The results of our study highlight the dynamic nature of populations, communities and ecosystems along the Victoria Land coast; a finding of particular relevance to understanding baselines within the Ross Sea region MPA. Populations of predators such as Adélie penguin are susceptible to changes in distribution and population size that are driven by factors such as climate and sea ice, both directly (i.e. through ability to access suitable breeding sites) and indirectly (via impacts on prey species). Over decadal time scale records, such as those that exist for observation studies of Adélie penguins, some of these changes are evident. Yet others, such as the former occupation of penguin breeding colonies by southern elephant seals, are masked by the passage of time, and can only be revealed through the study of millennial-scale biodiversity archives including those provided by ancient environmental DNA.

While the publication of this research represents a culmination of more than 7 years hard work since the inception of the idea, in a way it is really just the beginning. The dataset generated, which includes >94 billion DNA sequencing reads, will hopefully provide researchers with a valuable resource for answering a wide range of questions about biodiversity within the Ross Sea region over the past 6,000 years. For example, our team is currently using the data to explore spatiotemporal patterns of microbial and viral diversity and function, including pathogens and diseases of Adélie penguins.

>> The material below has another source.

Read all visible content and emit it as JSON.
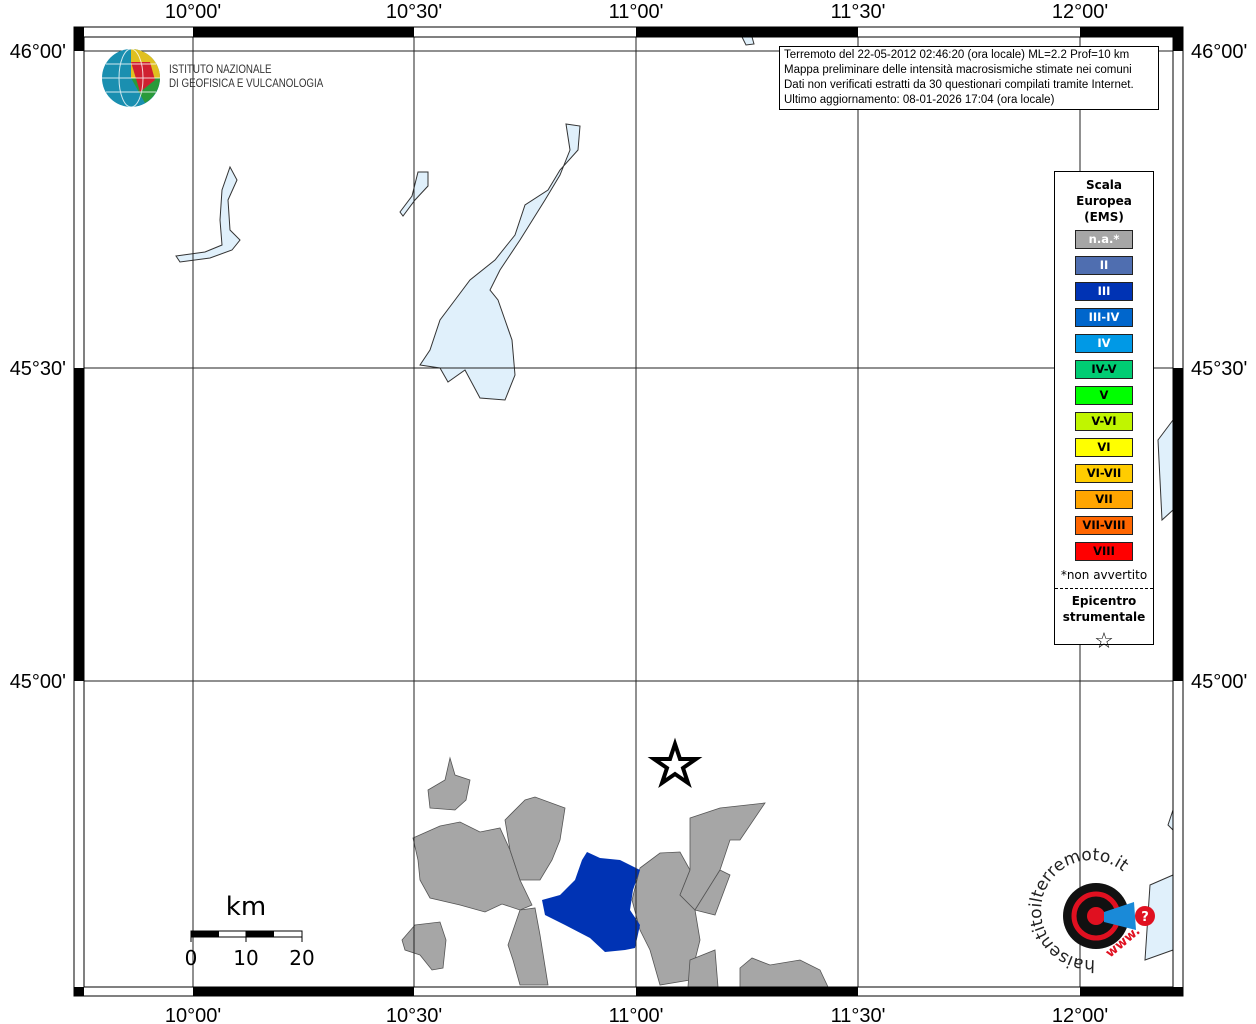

An enduring memory from the time spent in Antarctica was standing in Captain Scott’s hut at Cape Evans and seeing the myriads of historic scientific equipment still scattered across the workbenches. This experience conjured mental images of Wilson, Nelson and Cherry-Garrard leaning over trays of freshly dissected specimens and provided a stark reminder of just how much technology has advanced over the past century. Early Antarctic scientists could never have dreamed of being able to study entire ecosystems simply by using sediments where no visible traces or organisms had been left behind. One wonders what incredible technical advances will be available to scientists researching Antarctica’s biological past a century from now.